I like the fact that instead of writing a nonfiction book that shouts that the former liberators have gone rogue, and lost their values that made them to take up arms and fight for the liberation of South Africa in the first place, Boswell has taken a fiction route.  However reading The Comrade’s Wife, one immediately notices in contemporary South African politics who these characters are. It is io identify some of their horrible behaviour and indiscretions with that of Comrade Neill.

The book in fact will make you even identify who these characters are in your immediate environment if you take your time and observe well. This is because though the writer is very subtle in her writing style, the book leaves you with no doubt about who the comrades are and the ruling party they belong to. This could only work well in fiction as this genre gives the writer more leeway than nonfiction to critically engage with contemporary society without the burden of the need to provide evidence to back up her claims. That is in fact the beauty of fiction.

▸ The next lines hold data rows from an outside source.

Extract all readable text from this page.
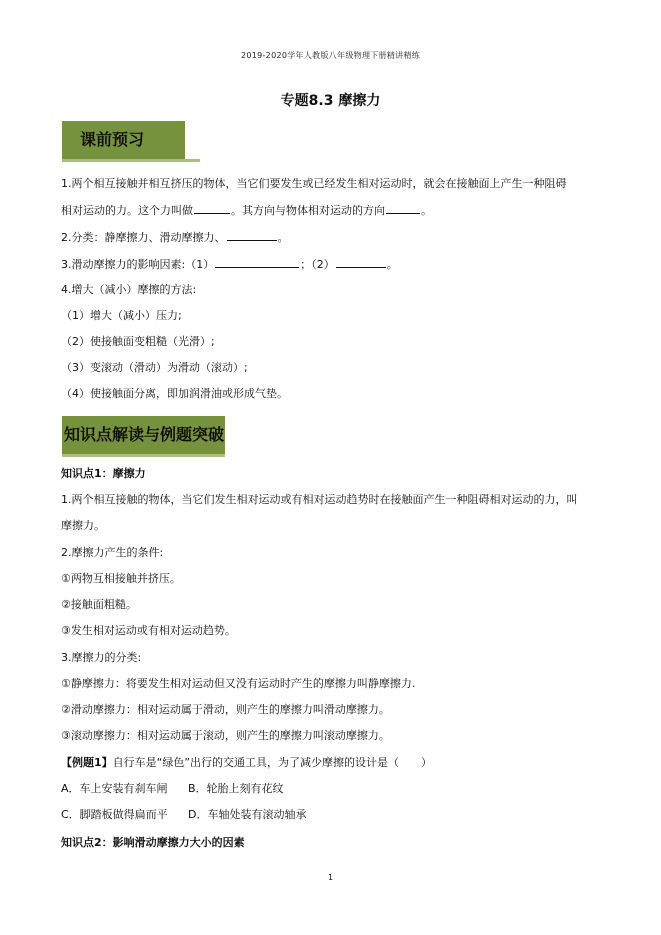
2019-2020学年人教版八年级物理下册精讲精练
专题8.3 摩擦力
课前预习
1.两个相互接触并相互挤压的物体，当它们要发生或已经发生相对运动时，就会在接触面上产生一种阻碍
相对运动的力。这个力叫做	。其方向与物体相对运动的方向	。
2.分类：静摩擦力、滑动摩擦力、	。
3.滑动摩擦力的影响因素:（1）	；（2）	。
4.增大（减小）摩擦的方法:
（1）增大（减小）压力;
（2）使接触面变粗糙（光滑）;
（3）变滚动（滑动）为滑动（滚动）;
（4）使接触面分离，即加润滑油或形成气垫。
知识点解读与例题突破
知识点1：摩擦力
1.两个相互接触的物体，当它们发生相对运动或有相对运动趋势时在接触面产生一种阻碍相对运动的力，叫
摩擦力。
2.摩擦力产生的条件:
①两物互相接触并挤压。
②接触面粗糙。
③发生相对运动或有相对运动趋势。
3.摩擦力的分类:
①静摩擦力：将要发生相对运动但又没有运动时产生的摩擦力叫静摩擦力.
②滑动摩擦力：相对运动属于滑动，则产生的摩擦力叫滑动摩擦力。
③滚动摩擦力：相对运动属于滚动，则产生的摩擦力叫滚动摩擦力。
【例题1】自行车是“绿色”出行的交通工具，为了减少摩擦的设计是（　　）
A．车上安装有刹车闸 B．轮胎上刻有花纹
C．脚踏板做得扁而平 D．车轴处装有滚动轴承
知识点2：影响滑动摩擦力大小的因素
1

However, this does not mean that the evidence to see who is corrupt and who is wealthy and who is abusing such wealth for nefarious reason instead of transforming society for the better is absent in contemporary South Africa. In fact, through the shenanigans of the protagonists it becomes clear who are these comrade charlatans.

My only beef though with the novel is that I cannot understand why Anita all along has been lied to right in g-her face – the signs have been there to see through all this, but she does NOT pick it up. How possible is that possible.  It is not as if Anita is just an ordinary girl from next door who is being taken advantage of by a powerful politician. This is the whole professor of sociology at one of the leading universities in the country that we are talking about, and who should have analytical skills to see through the lies of her husband. For example, the philandering scoundrel has the nerve to pull out of the honeymoon to Victoria Falls on the last minuet claiming that he needed to attend to urgent affairs of The Movement that had just arisen. Instead, the newly married wife spends a horrible honeymoon on her own in the beautiful Victoria Falls.

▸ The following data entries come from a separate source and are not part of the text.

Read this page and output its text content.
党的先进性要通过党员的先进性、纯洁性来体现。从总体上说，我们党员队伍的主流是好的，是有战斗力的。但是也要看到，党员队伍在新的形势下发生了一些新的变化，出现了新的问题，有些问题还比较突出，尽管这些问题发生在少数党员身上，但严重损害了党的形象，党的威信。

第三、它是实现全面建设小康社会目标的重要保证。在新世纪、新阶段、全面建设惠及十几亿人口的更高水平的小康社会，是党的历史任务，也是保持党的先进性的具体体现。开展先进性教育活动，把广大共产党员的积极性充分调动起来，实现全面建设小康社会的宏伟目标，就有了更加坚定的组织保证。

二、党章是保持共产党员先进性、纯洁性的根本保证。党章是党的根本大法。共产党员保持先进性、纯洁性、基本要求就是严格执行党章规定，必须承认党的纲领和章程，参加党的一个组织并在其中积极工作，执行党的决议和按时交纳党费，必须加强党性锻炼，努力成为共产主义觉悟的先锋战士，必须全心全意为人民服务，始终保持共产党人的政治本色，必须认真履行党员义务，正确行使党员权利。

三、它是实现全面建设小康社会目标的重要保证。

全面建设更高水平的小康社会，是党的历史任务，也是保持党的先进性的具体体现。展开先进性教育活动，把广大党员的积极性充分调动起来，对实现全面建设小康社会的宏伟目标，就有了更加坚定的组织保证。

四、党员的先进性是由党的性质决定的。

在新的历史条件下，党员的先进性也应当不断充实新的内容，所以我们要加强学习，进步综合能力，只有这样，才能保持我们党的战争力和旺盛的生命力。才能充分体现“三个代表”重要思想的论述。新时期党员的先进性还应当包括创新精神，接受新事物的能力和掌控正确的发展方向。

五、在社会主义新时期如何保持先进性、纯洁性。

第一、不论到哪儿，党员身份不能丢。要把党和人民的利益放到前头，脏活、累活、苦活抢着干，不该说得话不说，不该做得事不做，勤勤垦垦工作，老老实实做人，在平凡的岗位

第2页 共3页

Not only that, on their one-year anniversary trip to a luxury coastal resort in the Western Cape, Neill again does his shenanigans -leaving Anita on her own, and again his excuse is that he was to attend to an urgent matter of The Movement. But that is when the great discovery reveals itself to a now suspicious Anita, leading to a series of events that takes this story to another level. This is where my criticism is based on. I think the writer here stretched it a bit too much as these were not the only two lies he told her in their short-lived marriage, and she ignored the clear signs of a trouble union. Isn’t it they say that once beaten twice shy?

Anyway, again they say love can blind you and therefore I guess it can blind even the whole professor of sociology.

The Comrade’s Wife is indeed a good book that is a powerful critique of the contemporary rot in our society, in which the personal becomes political and the political becomes personal.